There are a variety of products your surgeon may give you before and during surgery to minimize your need for narcotics after surgery, including local anesthetics. If long-lasting local anesthetics are used during your procedure to numb the surgical site, you may require less narcotic pain medication afterwards.
After surgery, there are several non-narcotic options that may be appropriate for you, including common over-the-counter (OTC) pain relievers like acetaminophen, and nonsteroidal anti-inflammatory drugs (NSAIDs), such as ibuprofen and naproxen. These may be prescribed in higher doses than the OTC dosages. All can help control mild to moderate pain, while NSAIDs may help reduce swelling and inflammation. Once you're in the recovery room, your pain medication may be given orally or through an IV.
As health care professionals who prescribe opioids (narcotics) to surgical patients, we recognize the important role we play in combatting this epidemic while still improving the lives of our patients through high quality surgical interventions. For more information, click here.
What side effects can I expect?
The kinds of side affects you may experience will depend on the type of medications used before, during and after your surgery. For example, narcotics may cause constipation, nausea and vomiting, while nerve blocks can cause muscle weakness. Ask your health care provider about the side effects that can be expected with all the pain medications you will receive.
How will I manage pain at home?
Before you leave, the staff at CSA Surgical Center will make sure you feel 100 percent comfortable about how your pain will be managed at home. We will provide education specific to your surgery regarding all kinds of home comfort measures including review of your written home pain medicine schedule, ice/heat therapies, ways to minimize pain with certain activities, and the use of stool softeners, sitz baths, massage, and even essential oils as applicable. We want to make sure you and your responsible party understands your recovery plan and have all questions answered before you leave the facility.
In most cases, you will be given a prescription for pain medication before or after surgery.

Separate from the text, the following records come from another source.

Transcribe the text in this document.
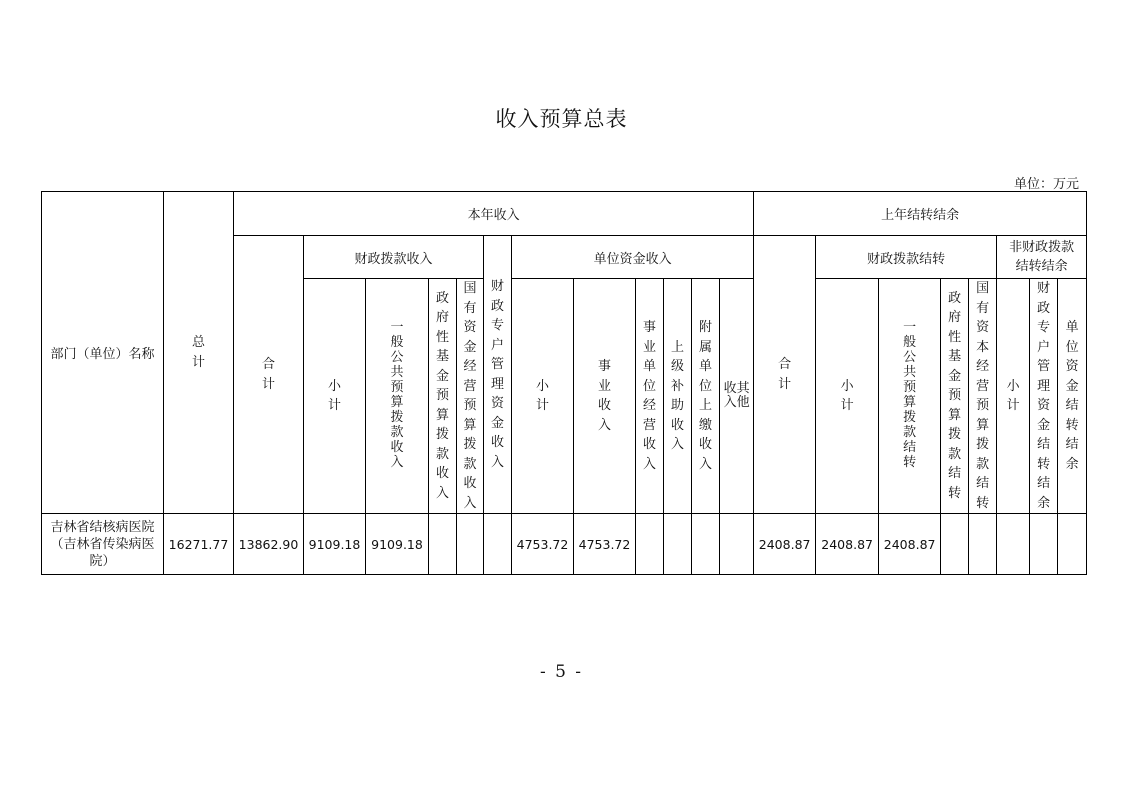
收入预算总表
单位：万元
部门（单位）名称	总计	本年收入												上年结转结余							
		合计	财政拨款收入				财政专户管理资金收入	单位资金收入						合计	财政拨款结转				非财政拨款结转结余		
			小计	一般公共预算拨款收入	政府性基金预算拨款收入	国有资金经营预算拨款收入		小计	事业收入	事业单位经营收入	上级补助收入	附属单位上缴收入	收入其他		小计	一般公共预算拨款结转	政府性基金预算拨款结转	国有资本经营预算拨款结转	小计	财政专户管理资金结转结余	单位资金结转结余
吉林省结核病医院（吉林省传染病医院）	16271.77	13862.90	9109.18	9109.18				4753.72	4753.72					2408.87	2408.87	2408.87					
- 5 -
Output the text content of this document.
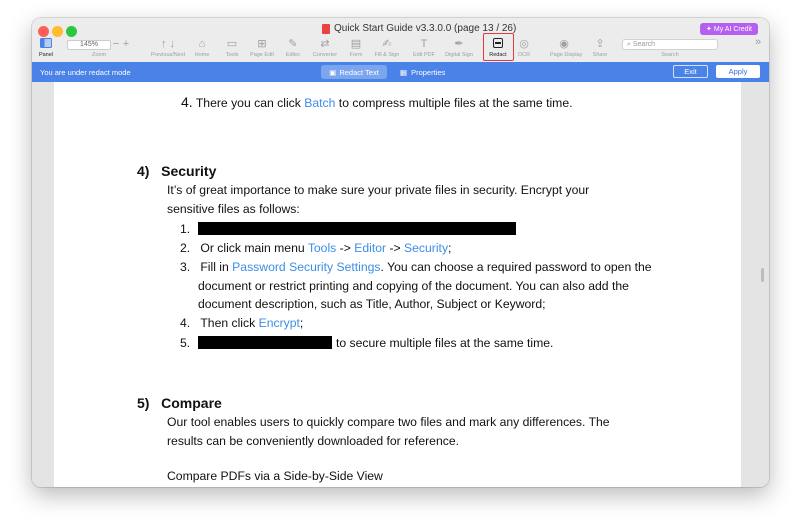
Quick Start Guide v3.3.0.0 (page 13 / 26)	✦ My AI Credit
Panel
145%	− +
Zoom
↑ ↓
Previous/Next
⌂
Home
▭
Tools
⊞
Page Edit
✎
Editor
⇄
Converter
▤
Form
✍
Fill & Sign
T
Edit PDF
✒
Digital Sign	Redact
◎
OCR
◉
Page Display
⇪
Share
⌕ Search
Search
»
You are under redact mode	▣ Redact Text	▦ Properties	Exit	Apply
4. There you can click Batch to compress multiple files at the same time.
4) Security
It’s of great importance to make sure your private files in security. Encrypt your
sensitive files as follows:
1.
2. Or click main menu Tools -> Editor -> Security;
3. Fill in Password Security Settings. You can choose a required password to open the
document or restrict printing and copying of the document. You can also add the
document description, such as Title, Author, Subject or Keyword;
4. Then click Encrypt;
5.	to secure multiple files at the same time.
5) Compare
Our tool enables users to quickly compare two files and mark any differences. The
results can be conveniently downloaded for reference.
Compare PDFs via a Side-by-Side View
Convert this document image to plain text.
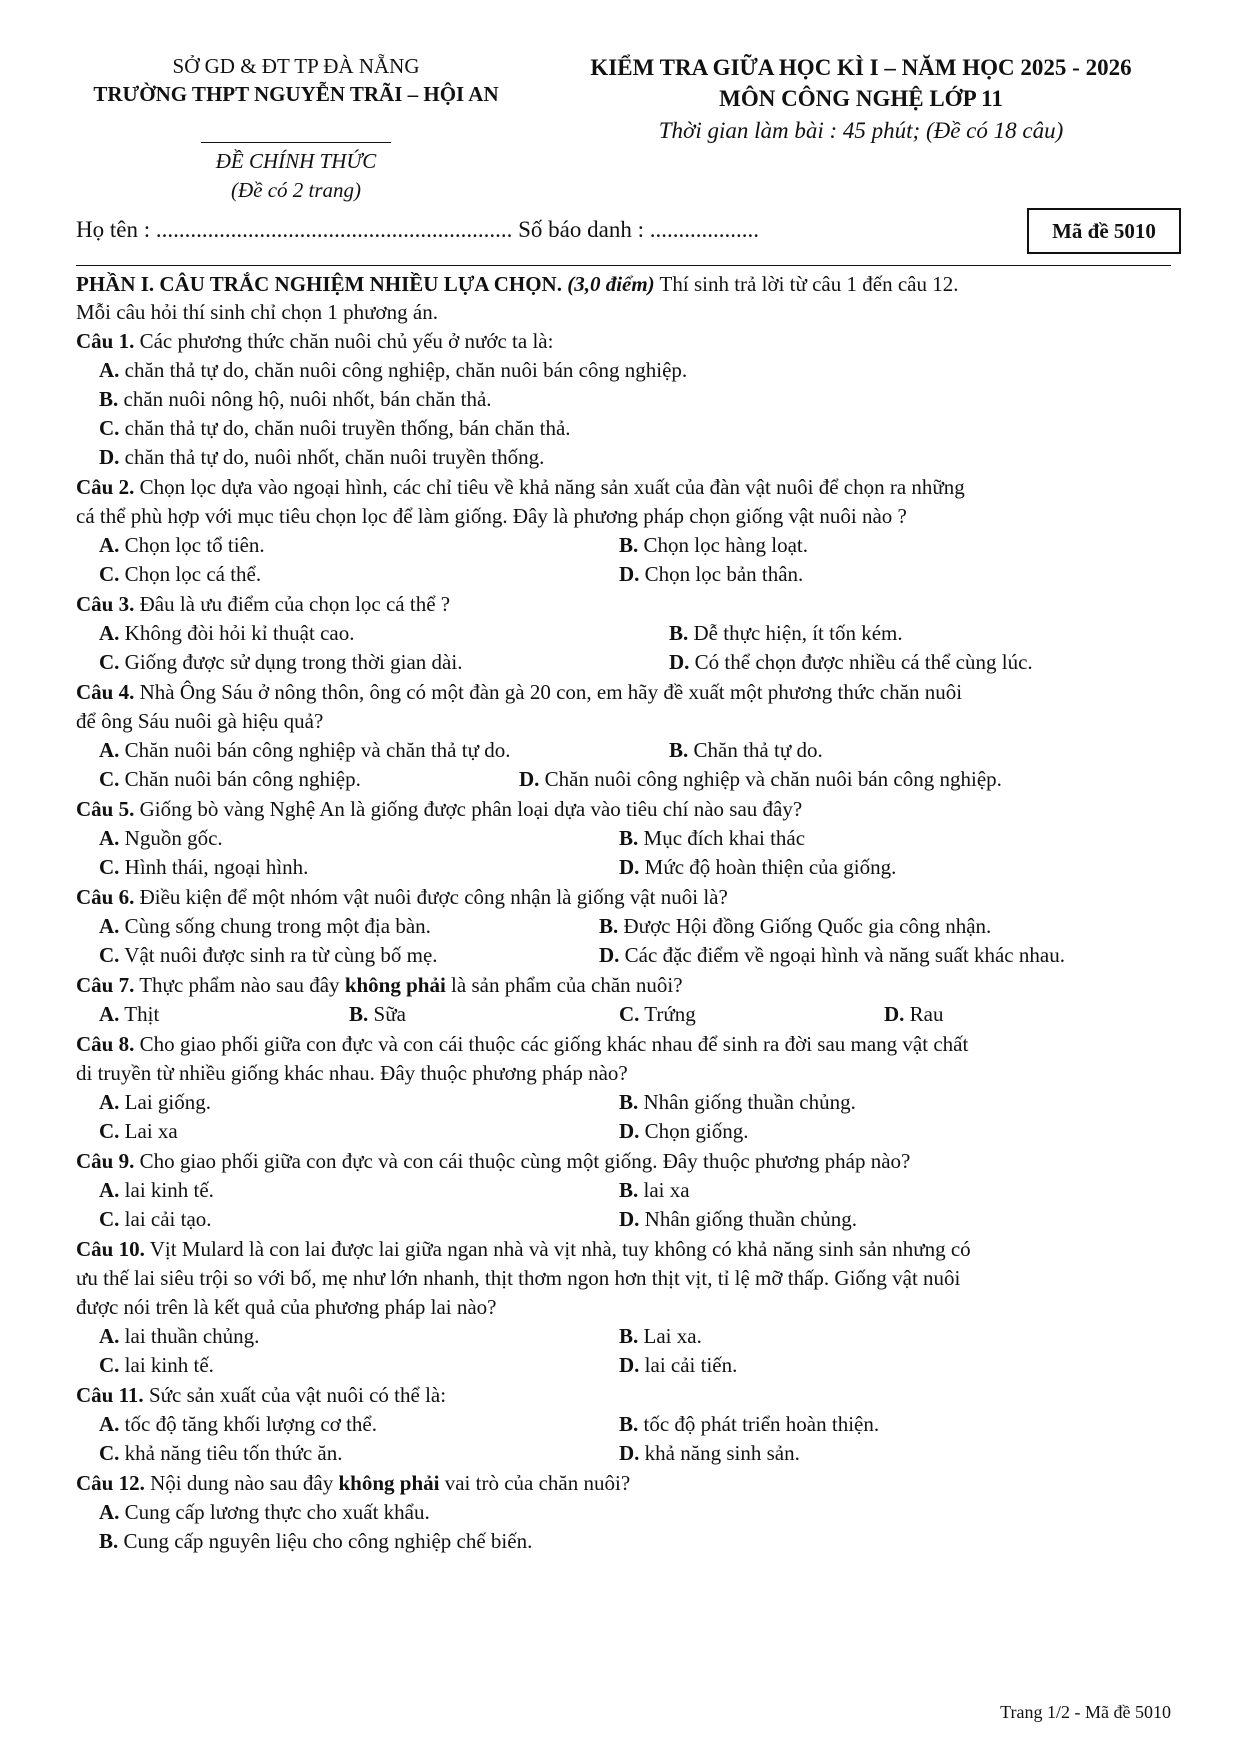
SỞ GD & ĐT TP ĐÀ NẴNG
TRƯỜNG THPT NGUYỄN TRÃI – HỘI AN
ĐỀ CHÍNH THỨC
(Đề có 2 trang)
KIỂM TRA GIỮA HỌC KÌ I – NĂM HỌC 2025 - 2026
MÔN CÔNG NGHỆ LỚP 11
Thời gian làm bài : 45 phút; (Đề có 18 câu)
Họ tên : .............................................................. Số báo danh : ...................	Mã đề 5010
PHẦN I. CÂU TRẮC NGHIỆM NHIỀU LỰA CHỌN. (3,0 điểm) Thí sinh trả lời từ câu 1 đến câu 12.
Mỗi câu hỏi thí sinh chỉ chọn 1 phương án.
Câu 1. Các phương thức chăn nuôi chủ yếu ở nước ta là:
A. chăn thả tự do, chăn nuôi công nghiệp, chăn nuôi bán công nghiệp.
B. chăn nuôi nông hộ, nuôi nhốt, bán chăn thả.
C. chăn thả tự do, chăn nuôi truyền thống, bán chăn thả.
D. chăn thả tự do, nuôi nhốt, chăn nuôi truyền thống.
Câu 2. Chọn lọc dựa vào ngoại hình, các chỉ tiêu về khả năng sản xuất của đàn vật nuôi để chọn ra những
cá thể phù hợp với mục tiêu chọn lọc để làm giống. Đây là phương pháp chọn giống vật nuôi nào ?
A. Chọn lọc tổ tiên.	B. Chọn lọc hàng loạt.
C. Chọn lọc cá thể.	D. Chọn lọc bản thân.
Câu 3. Đâu là ưu điểm của chọn lọc cá thể ?
A. Không đòi hỏi kỉ thuật cao.	B. Dễ thực hiện, ít tốn kém.
C. Giống được sử dụng trong thời gian dài.	D. Có thể chọn được nhiều cá thể cùng lúc.
Câu 4. Nhà Ông Sáu ở nông thôn, ông có một đàn gà 20 con, em hãy đề xuất một phương thức chăn nuôi
để ông Sáu nuôi gà hiệu quả?
A. Chăn nuôi bán công nghiệp và chăn thả tự do.	B. Chăn thả tự do.
C. Chăn nuôi bán công nghiệp.	D. Chăn nuôi công nghiệp và chăn nuôi bán công nghiệp.
Câu 5. Giống bò vàng Nghệ An là giống được phân loại dựa vào tiêu chí nào sau đây?
A. Nguồn gốc.	B. Mục đích khai thác
C. Hình thái, ngoại hình.	D. Mức độ hoàn thiện của giống.
Câu 6. Điều kiện để một nhóm vật nuôi được công nhận là giống vật nuôi là?
A. Cùng sống chung trong một địa bàn.	B. Được Hội đồng Giống Quốc gia công nhận.
C. Vật nuôi được sinh ra từ cùng bố mẹ.	D. Các đặc điểm về ngoại hình và năng suất khác nhau.
Câu 7. Thực phẩm nào sau đây không phải là sản phẩm của chăn nuôi?
A. Thịt	B. Sữa	C. Trứng	D. Rau
Câu 8. Cho giao phối giữa con đực và con cái thuộc các giống khác nhau để sinh ra đời sau mang vật chất
di truyền từ nhiều giống khác nhau. Đây thuộc phương pháp nào?
A. Lai giống.	B. Nhân giống thuần chủng.
C. Lai xa	D. Chọn giống.
Câu 9. Cho giao phối giữa con đực và con cái thuộc cùng một giống. Đây thuộc phương pháp nào?
A. lai kinh tế.	B. lai xa
C. lai cải tạo.	D. Nhân giống thuần chủng.
Câu 10. Vịt Mulard là con lai được lai giữa ngan nhà và vịt nhà, tuy không có khả năng sinh sản nhưng có
ưu thế lai siêu trội so với bố, mẹ như lớn nhanh, thịt thơm ngon hơn thịt vịt, tỉ lệ mỡ thấp. Giống vật nuôi
được nói trên là kết quả của phương pháp lai nào?
A. lai thuần chủng.	B. Lai xa.
C. lai kinh tế.	D. lai cải tiến.
Câu 11. Sức sản xuất của vật nuôi có thể là:
A. tốc độ tăng khối lượng cơ thể.	B. tốc độ phát triển hoàn thiện.
C. khả năng tiêu tốn thức ăn.	D. khả năng sinh sản.
Câu 12. Nội dung nào sau đây không phải vai trò của chăn nuôi?
A. Cung cấp lương thực cho xuất khẩu.
B. Cung cấp nguyên liệu cho công nghiệp chế biến.
Trang 1/2 - Mã đề 5010
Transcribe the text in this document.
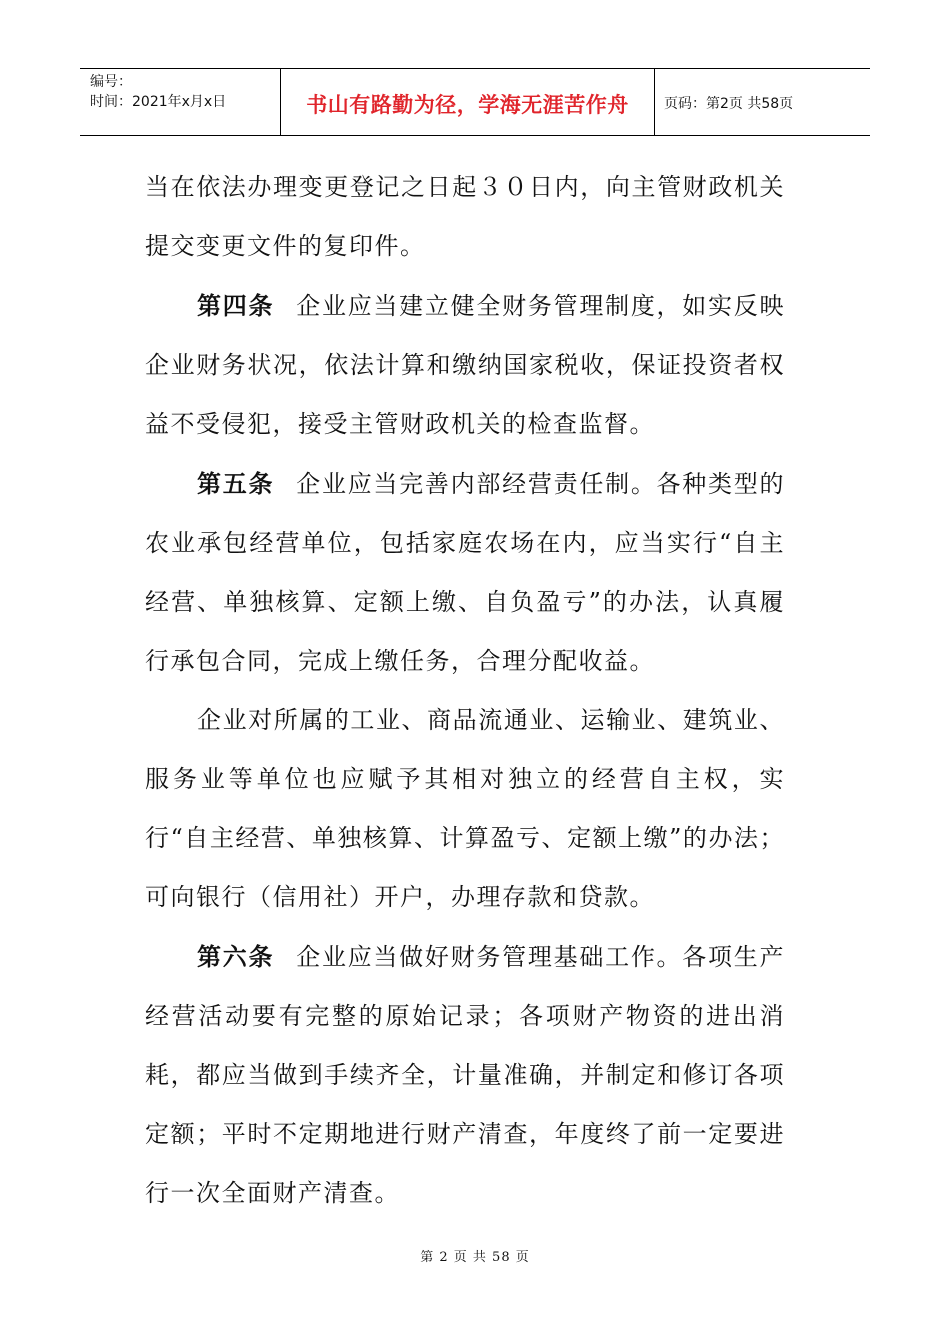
编号：
时间：2021年x月x日	书山有路勤为径，学海无涯苦作舟	页码：第2页 共58页

当在依法办理变更登记之日起３０日内，向主管财政机关提交变更文件的复印件。

第四条 企业应当建立健全财务管理制度，如实反映企业财务状况，依法计算和缴纳国家税收，保证投资者权益不受侵犯，接受主管财政机关的检查监督。

第五条 企业应当完善内部经营责任制。各种类型的农业承包经营单位，包括家庭农场在内，应当实行“自主经营、单独核算、定额上缴、自负盈亏”的办法，认真履行承包合同，完成上缴任务，合理分配收益。

企业对所属的工业、商品流通业、运输业、建筑业、服务业等单位也应赋予其相对独立的经营自主权，实行“自主经营、单独核算、计算盈亏、定额上缴”的办法；可向银行（信用社）开户，办理存款和贷款。

第六条 企业应当做好财务管理基础工作。各项生产经营活动要有完整的原始记录；各项财产物资的进出消耗，都应当做到手续齐全，计量准确，并制定和修订各项定额；平时不定期地进行财产清查，年度终了前一定要进行一次全面财产清查。

第 2 页 共 58 页
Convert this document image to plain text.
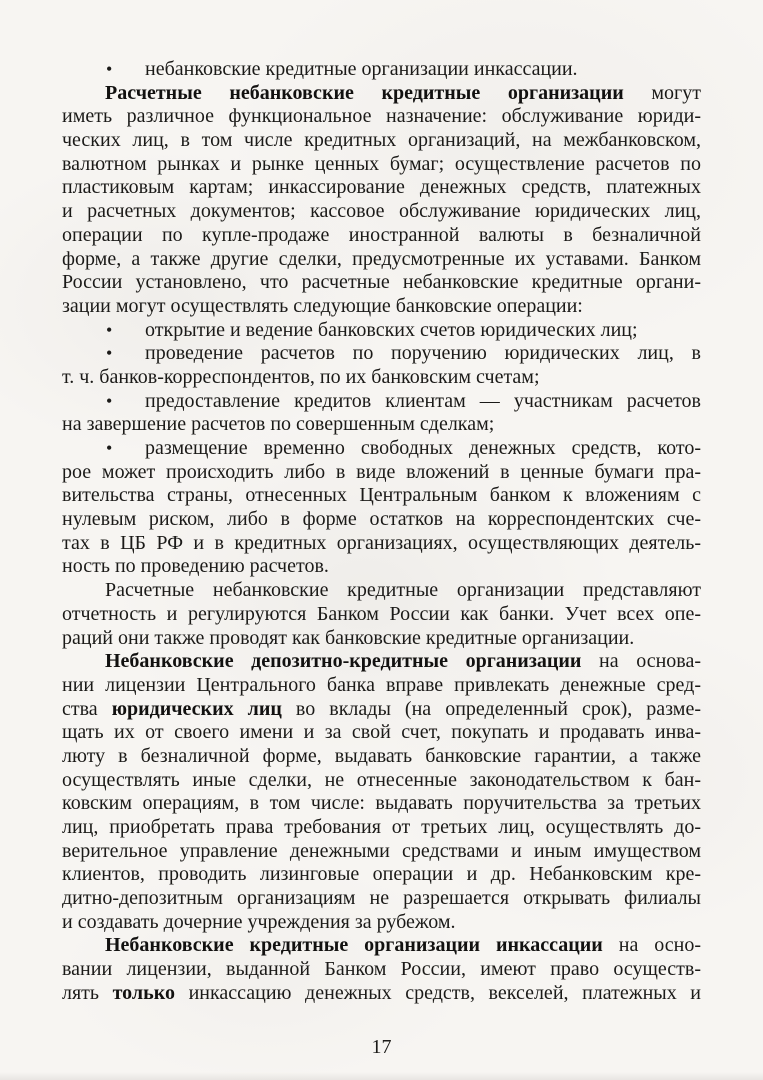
• небанковские кредитные организации инкассации.
Расчетные небанковские кредитные организации могут
иметь различное функциональное назначение: обслуживание юриди-
ческих лиц, в том числе кредитных организаций, на межбанковском,
валютном рынках и рынке ценных бумаг; осуществление расчетов по
пластиковым картам; инкассирование денежных средств, платежных
и расчетных документов; кассовое обслуживание юридических лиц,
операции по купле-продаже иностранной валюты в безналичной
форме, а также другие сделки, предусмотренные их уставами. Банком
России установлено, что расчетные небанковские кредитные органи-
зации могут осуществлять следующие банковские операции:
• открытие и ведение банковских счетов юридических лиц;
• проведение расчетов по поручению юридических лиц, в
т. ч. банков-корреспондентов, по их банковским счетам;
• предоставление кредитов клиентам — участникам расчетов
на завершение расчетов по совершенным сделкам;
• размещение временно свободных денежных средств, кото-
рое может происходить либо в виде вложений в ценные бумаги пра-
вительства страны, отнесенных Центральным банком к вложениям с
нулевым риском, либо в форме остатков на корреспондентских сче-
тах в ЦБ РФ и в кредитных организациях, осуществляющих деятель-
ность по проведению расчетов.
Расчетные небанковские кредитные организации представляют
отчетность и регулируются Банком России как банки. Учет всех опе-
раций они также проводят как банковские кредитные организации.
Небанковские депозитно-кредитные организации на основа-
нии лицензии Центрального банка вправе привлекать денежные сред-
ства юридических лиц во вклады (на определенный срок), разме-
щать их от своего имени и за свой счет, покупать и продавать инва-
люту в безналичной форме, выдавать банковские гарантии, а также
осуществлять иные сделки, не отнесенные законодательством к бан-
ковским операциям, в том числе: выдавать поручительства за третьих
лиц, приобретать права требования от третьих лиц, осуществлять до-
верительное управление денежными средствами и иным имуществом
клиентов, проводить лизинговые операции и др. Небанковским кре-
дитно-депозитным организациям не разрешается открывать филиалы
и создавать дочерние учреждения за рубежом.
Небанковские кредитные организации инкассации на осно-
вании лицензии, выданной Банком России, имеют право осуществ-
лять только инкассацию денежных средств, векселей, платежных и
17
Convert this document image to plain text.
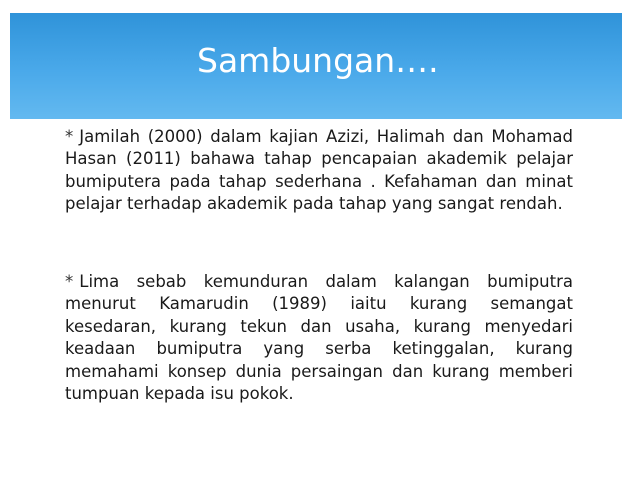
Sambungan….

* Jamilah (2000) dalam kajian Azizi, Halimah dan Mohamad Hasan (2011) bahawa tahap pencapaian akademik pelajar bumiputera pada tahap sederhana . Kefahaman dan minat pelajar terhadap akademik pada tahap yang sangat rendah.

* Lima sebab kemunduran dalam kalangan bumiputra menurut Kamarudin (1989) iaitu kurang semangat kesedaran, kurang tekun dan usaha, kurang menyedari keadaan bumiputra yang serba ketinggalan, kurang memahami konsep dunia persaingan dan kurang memberi tumpuan kepada isu pokok.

You may be able to fill the prescription at your local pharmacy for pickup on your way home. Making sure you have your pain medication in hand when you reach home, will help you stay ahead of your pain and not let it get out of control.
Before you take your medication, be sure to read the enclosed instructions about how often to take the medication and what side effects to look for. If you have any questions about your pain medication, ask your local pharmacist or your health care professional.
Make sure to get enough rest and call your surgical team with any concerns or questions you develop following you surgery. Your recovery and pain management plan may need to be updated or modified based upon what you are experiencing in real time… that's why we're here!
The actual surgery is only one piece of your surgical experience and we are never more than a phone call away every single step of the way!
Additional post-surgical tips from our staff include:
- Keep up with your icing after surgery! Typically, icing is recommended 4-5 times a day for 15-20 minutes. This helps with swelling, and therefore cuts down pain.
- Fear and anxiety about pain actually contributes to the amount of pain you feel. Employing mindfulness meditation and other stress-reducing breathing techniques are a great way to manage pain.